「はぁー」
フレーは手を擦り合わせて空中に白い息を吐く。村に戻ってきたのは一年も経たないほどなのにどうしてこんなにも寒く感じるんだろうか。
オレは手袋をつけた手をコートのポケットに突っ込みフレーの頭に顎を乗せる。
「ちょっと!重いんだけど!」
「う、うるせ、っつーの...寒過ぎんだろ...」
あまりの寒さに歯の根がカチカチ鳴りながらもフレーに文句を言う。
「こ、こんな、寒いってのに、ここで何やってんだよ、お、おかげで、森の中まで、探してたんだぞ」
「ごめんごめん」
笑って謝るフレーの頬に手を当てる。冷たい!と悲鳴をあげるが、そんなこと知ったこっちゃない。それにこんなに冷たくなった原因はフレーにもある。
オレの幼馴染であり、婚約者でもあるフレーデル・アンドールは今日みたいな冬晴れの日、特に雪が積もった日は理由もなくふらっと外に出てしばらく帰ってこないことがある。
大抵は2、3時間ほどすれば帰ってくるのだが、今日は朝っぱらから抜け出して、心配になったアンドールおばさんがオレにフレーの場所を聞きにきた。
オレよりも2歳年上のくせして白い息を吐いて遊ぶなんて子供じみたことを続けてるなんて信じられない。
それにオレはマフラー、帽子、分厚いコート、裏毛のブーツを履いているのに対してフレーはマフラーとオレと比べると薄いコートしか着ていないのも信じられない。
「お前それだけで寒くねえのかよ。オレ凍えそうなんだけど」
「それは大袈裟じゃない?」
「じゃあお前の鼻なんで赤くなってんだよ」
むぎゅ、と赤くなった鼻を摘むとムッとしてオレの手を振り払う。
「はいはい、今日も私を探しにくるのお疲れ様ー。って言うか、いつもどうやって見つけるの?私いつも場所変えてるよね?」
「どうやってってお前...そりゃぁ、幼馴染のカンっつーか、お前のその髪色っつーか...雪の中でオレンジ色って目立つだろ」
「ふーん...エイベルにしてはあやふやな言い分だね。でもまぁ、それもそっか」
「おう、いい加減戻るぞ。朝飯食ってないだろお前」
「言われてみればお腹空いてきた。早く戻ろう!ほらほら、置いていっちゃうよエイベル!」
「あっ!おい待てよ!」
フレーは楽しそうに笑いながら走って木々の中に消えていった。慌てて追いかけるが地味にオレより足が速いフレーとの距離はどんどん引き離されていく。

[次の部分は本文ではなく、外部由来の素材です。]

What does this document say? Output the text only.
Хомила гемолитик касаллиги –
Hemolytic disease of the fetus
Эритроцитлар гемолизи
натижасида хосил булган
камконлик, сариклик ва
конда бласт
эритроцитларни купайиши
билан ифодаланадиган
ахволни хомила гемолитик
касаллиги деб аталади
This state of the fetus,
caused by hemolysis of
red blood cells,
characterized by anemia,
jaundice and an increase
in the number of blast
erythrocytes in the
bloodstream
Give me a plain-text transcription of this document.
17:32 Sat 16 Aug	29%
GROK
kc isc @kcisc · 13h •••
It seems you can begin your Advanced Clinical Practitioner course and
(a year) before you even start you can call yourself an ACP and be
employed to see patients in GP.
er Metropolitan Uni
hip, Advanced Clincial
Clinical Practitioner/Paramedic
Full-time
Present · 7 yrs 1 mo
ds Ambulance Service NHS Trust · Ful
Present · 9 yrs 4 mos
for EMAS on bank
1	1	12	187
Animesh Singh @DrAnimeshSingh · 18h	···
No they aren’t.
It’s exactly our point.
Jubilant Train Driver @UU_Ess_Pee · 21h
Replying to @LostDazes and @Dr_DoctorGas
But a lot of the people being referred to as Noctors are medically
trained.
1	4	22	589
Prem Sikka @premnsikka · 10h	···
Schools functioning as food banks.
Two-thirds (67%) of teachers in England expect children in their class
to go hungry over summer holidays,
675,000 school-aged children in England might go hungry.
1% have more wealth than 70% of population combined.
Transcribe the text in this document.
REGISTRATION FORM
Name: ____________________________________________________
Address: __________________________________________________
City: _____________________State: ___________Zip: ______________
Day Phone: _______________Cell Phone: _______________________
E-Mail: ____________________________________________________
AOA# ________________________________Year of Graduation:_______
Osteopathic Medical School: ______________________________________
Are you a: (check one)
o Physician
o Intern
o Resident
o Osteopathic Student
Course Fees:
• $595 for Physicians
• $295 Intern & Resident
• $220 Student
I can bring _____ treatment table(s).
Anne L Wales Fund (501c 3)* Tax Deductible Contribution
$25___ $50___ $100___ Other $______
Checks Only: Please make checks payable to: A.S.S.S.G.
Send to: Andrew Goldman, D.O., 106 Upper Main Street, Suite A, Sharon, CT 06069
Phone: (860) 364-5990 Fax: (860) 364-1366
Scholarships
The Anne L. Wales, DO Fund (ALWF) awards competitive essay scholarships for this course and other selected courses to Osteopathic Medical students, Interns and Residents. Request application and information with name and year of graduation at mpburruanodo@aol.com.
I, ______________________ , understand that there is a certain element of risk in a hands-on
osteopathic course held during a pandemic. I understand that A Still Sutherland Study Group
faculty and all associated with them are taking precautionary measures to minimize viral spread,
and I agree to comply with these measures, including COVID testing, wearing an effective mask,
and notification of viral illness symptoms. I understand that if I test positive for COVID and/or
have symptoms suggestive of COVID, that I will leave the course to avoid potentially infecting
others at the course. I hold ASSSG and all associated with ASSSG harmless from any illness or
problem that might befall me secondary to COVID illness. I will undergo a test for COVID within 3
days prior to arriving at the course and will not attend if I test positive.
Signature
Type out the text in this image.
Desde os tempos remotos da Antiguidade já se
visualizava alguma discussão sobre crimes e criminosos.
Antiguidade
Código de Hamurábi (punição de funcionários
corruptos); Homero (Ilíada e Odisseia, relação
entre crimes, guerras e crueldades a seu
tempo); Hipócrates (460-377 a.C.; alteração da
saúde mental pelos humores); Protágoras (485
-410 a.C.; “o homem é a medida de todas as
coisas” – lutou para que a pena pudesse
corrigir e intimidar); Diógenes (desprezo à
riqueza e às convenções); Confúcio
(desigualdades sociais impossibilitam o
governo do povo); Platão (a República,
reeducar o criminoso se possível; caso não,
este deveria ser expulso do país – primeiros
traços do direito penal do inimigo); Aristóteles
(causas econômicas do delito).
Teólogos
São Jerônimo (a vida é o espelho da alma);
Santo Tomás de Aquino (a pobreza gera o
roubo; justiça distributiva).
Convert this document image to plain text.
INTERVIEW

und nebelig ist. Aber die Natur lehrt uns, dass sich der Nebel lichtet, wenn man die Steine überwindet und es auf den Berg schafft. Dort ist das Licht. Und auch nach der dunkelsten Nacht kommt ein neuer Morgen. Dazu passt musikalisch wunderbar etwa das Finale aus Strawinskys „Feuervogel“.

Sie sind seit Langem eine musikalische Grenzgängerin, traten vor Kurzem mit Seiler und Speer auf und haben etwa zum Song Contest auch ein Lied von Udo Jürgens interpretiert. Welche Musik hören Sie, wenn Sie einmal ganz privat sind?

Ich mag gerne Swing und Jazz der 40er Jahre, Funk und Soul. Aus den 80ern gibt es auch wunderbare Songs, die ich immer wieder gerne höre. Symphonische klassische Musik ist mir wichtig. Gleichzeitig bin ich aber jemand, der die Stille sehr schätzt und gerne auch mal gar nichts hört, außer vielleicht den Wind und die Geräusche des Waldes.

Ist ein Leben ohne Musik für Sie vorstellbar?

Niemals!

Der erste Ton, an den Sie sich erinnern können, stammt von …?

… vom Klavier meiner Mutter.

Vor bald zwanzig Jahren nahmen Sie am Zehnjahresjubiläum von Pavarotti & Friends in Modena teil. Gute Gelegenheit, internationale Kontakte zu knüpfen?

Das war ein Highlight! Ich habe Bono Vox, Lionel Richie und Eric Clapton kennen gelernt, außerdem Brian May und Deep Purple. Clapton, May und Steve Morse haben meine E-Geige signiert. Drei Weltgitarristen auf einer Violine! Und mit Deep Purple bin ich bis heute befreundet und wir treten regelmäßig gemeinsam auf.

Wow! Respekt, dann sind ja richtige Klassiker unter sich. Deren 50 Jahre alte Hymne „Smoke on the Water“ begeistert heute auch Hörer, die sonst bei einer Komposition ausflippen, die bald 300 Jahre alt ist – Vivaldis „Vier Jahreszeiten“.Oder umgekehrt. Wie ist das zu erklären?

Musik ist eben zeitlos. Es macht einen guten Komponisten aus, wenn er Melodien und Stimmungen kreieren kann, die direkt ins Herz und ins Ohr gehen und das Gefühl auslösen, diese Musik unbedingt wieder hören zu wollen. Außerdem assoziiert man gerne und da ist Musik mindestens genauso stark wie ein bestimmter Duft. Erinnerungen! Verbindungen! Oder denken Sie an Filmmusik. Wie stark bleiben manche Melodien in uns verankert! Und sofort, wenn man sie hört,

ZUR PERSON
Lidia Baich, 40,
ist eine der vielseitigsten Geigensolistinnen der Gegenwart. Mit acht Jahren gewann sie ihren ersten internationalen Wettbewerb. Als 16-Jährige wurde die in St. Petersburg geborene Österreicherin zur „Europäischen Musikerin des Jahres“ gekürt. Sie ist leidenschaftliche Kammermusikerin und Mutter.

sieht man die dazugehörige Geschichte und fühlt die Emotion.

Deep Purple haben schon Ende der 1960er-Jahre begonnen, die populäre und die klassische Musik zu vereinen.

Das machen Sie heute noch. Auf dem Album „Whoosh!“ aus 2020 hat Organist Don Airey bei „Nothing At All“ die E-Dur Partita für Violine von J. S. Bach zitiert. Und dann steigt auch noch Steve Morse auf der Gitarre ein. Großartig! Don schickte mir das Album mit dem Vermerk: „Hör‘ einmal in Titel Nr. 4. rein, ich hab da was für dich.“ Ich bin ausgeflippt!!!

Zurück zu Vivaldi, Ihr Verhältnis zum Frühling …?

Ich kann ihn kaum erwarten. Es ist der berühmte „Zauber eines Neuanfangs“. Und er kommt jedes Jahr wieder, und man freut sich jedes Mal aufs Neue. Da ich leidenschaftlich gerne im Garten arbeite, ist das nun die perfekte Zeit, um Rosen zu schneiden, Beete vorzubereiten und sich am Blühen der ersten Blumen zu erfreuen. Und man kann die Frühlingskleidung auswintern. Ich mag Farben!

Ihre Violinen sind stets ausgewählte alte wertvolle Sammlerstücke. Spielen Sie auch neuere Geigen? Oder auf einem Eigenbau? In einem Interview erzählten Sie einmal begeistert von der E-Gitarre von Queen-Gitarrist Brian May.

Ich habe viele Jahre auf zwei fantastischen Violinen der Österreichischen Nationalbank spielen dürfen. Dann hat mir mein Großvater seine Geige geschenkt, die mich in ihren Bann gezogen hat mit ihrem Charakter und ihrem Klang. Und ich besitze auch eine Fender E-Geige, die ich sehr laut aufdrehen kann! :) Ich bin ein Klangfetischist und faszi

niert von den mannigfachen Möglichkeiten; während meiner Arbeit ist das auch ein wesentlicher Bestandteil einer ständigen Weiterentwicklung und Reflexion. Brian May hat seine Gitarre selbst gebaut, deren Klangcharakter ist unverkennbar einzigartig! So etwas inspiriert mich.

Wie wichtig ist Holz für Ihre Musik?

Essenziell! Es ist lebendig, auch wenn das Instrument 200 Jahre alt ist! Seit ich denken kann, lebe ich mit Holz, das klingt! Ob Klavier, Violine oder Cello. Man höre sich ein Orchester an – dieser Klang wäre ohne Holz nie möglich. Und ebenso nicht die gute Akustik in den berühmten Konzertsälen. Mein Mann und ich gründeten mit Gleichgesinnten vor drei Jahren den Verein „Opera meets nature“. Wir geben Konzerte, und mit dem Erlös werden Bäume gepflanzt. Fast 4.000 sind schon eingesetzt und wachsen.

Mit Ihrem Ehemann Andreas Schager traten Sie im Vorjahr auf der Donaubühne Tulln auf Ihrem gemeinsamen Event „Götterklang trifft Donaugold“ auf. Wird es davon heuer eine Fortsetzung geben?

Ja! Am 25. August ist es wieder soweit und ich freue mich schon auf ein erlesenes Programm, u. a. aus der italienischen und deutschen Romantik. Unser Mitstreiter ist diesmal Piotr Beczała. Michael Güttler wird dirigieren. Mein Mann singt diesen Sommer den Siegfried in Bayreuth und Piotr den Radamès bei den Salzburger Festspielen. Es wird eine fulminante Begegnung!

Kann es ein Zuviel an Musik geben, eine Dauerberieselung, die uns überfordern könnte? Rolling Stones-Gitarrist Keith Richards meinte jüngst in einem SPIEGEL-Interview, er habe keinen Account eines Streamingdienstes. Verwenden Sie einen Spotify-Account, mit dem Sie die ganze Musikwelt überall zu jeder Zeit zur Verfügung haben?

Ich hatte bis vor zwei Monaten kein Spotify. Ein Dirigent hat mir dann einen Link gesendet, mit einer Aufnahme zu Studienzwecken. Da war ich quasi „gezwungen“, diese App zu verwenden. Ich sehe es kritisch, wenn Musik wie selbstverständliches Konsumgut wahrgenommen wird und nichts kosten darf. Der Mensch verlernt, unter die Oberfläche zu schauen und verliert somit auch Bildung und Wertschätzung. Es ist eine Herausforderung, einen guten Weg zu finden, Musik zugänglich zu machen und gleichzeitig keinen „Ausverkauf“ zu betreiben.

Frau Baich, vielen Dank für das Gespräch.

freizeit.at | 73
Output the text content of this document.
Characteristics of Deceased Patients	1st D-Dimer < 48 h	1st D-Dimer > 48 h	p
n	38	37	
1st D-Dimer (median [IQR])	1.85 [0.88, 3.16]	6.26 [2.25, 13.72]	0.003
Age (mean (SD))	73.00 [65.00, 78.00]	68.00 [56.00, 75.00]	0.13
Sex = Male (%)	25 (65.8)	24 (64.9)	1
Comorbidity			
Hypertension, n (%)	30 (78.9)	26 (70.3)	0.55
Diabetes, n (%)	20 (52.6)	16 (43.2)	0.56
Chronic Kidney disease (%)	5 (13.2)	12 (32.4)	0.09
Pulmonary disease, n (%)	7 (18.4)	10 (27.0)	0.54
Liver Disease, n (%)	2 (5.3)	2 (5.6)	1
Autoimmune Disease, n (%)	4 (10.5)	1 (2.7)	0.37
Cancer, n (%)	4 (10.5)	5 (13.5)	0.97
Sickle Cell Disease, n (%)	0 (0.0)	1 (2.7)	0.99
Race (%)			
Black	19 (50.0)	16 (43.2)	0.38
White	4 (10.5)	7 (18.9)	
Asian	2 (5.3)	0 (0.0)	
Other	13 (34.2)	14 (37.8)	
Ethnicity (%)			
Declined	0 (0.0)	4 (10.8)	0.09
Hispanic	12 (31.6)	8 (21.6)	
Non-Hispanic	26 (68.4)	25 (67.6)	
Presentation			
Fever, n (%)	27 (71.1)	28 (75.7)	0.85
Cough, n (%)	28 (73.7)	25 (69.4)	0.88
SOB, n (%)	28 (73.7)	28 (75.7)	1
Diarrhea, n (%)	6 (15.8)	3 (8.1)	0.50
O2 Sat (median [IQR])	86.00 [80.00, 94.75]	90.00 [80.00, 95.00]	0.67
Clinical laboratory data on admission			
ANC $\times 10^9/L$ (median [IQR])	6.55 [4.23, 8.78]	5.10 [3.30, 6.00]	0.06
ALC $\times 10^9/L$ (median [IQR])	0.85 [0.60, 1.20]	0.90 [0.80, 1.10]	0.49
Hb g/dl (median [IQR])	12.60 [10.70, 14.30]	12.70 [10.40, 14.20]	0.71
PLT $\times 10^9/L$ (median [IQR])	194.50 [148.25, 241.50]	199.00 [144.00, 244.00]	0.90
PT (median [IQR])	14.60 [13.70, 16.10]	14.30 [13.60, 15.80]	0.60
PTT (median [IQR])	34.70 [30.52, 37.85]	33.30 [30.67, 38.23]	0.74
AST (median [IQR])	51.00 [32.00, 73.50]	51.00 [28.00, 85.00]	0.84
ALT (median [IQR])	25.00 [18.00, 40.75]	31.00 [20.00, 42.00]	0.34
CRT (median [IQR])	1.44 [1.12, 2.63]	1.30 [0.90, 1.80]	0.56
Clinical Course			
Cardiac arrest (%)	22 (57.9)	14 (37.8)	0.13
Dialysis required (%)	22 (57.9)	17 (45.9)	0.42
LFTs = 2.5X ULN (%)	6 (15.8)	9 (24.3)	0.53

相変わらずオレンジ色のおさげは木と木の間から見えるものの、だんだんそのおさげも小さくなっていくことに危機感を覚えた。
このまま見失ってしまうのではないだろうか。オレの手の届かない場所に行ってしまうのではないだろうか。あのオレンジ色の髪は雪景色に溶けていってしまうのではないか。
考えながら走っていたからか、フレーを見失ってしまった。
はっ、はっ、はっ、と浅く呼吸を繰り返す。
「ッフレー!どこだッ!」
木々の間に向かって叫ぶも返事は当然ながらない。
「フレー!!ッフレー!!」
しばらく呼び続けていたら木の幹からひょこっとフレーが出てきた。
「どうしたのそんな呼んじゃって...怪我でもした?」
オレの心配も知らず呑気なことを言うフレーを思わず思いっきり抱きしめる。
「うわっ、ちょっとどうしたの本当に!?」
「勝手にどっかいくなよ...心配するだろ...」
絞り出すような声で文句を言うとフレーは上げていた手をオレの背中に添えて子供をあやすように軽く叩いた。
「ごめんごめん、エイベルついてきてると思ってたの」
「ん、」
オレはフレーに自分の小指を差し出す。フレーはキョトンとした顔で小指をきゅ、と握った。
「違う、約束だ、約束。もうどっか勝手に行かないって約束しろ」
オレがそう説明すると納得したように、でも少し呆れたように笑い小指を絡めた。
「指切りげんまん、勝手にどこかに行かない、指切った」
「ふふふっなんだかエイベルのほうが子供みたい」
笑われたっていい。それでフレーが消えてしまわないなら、それでいい。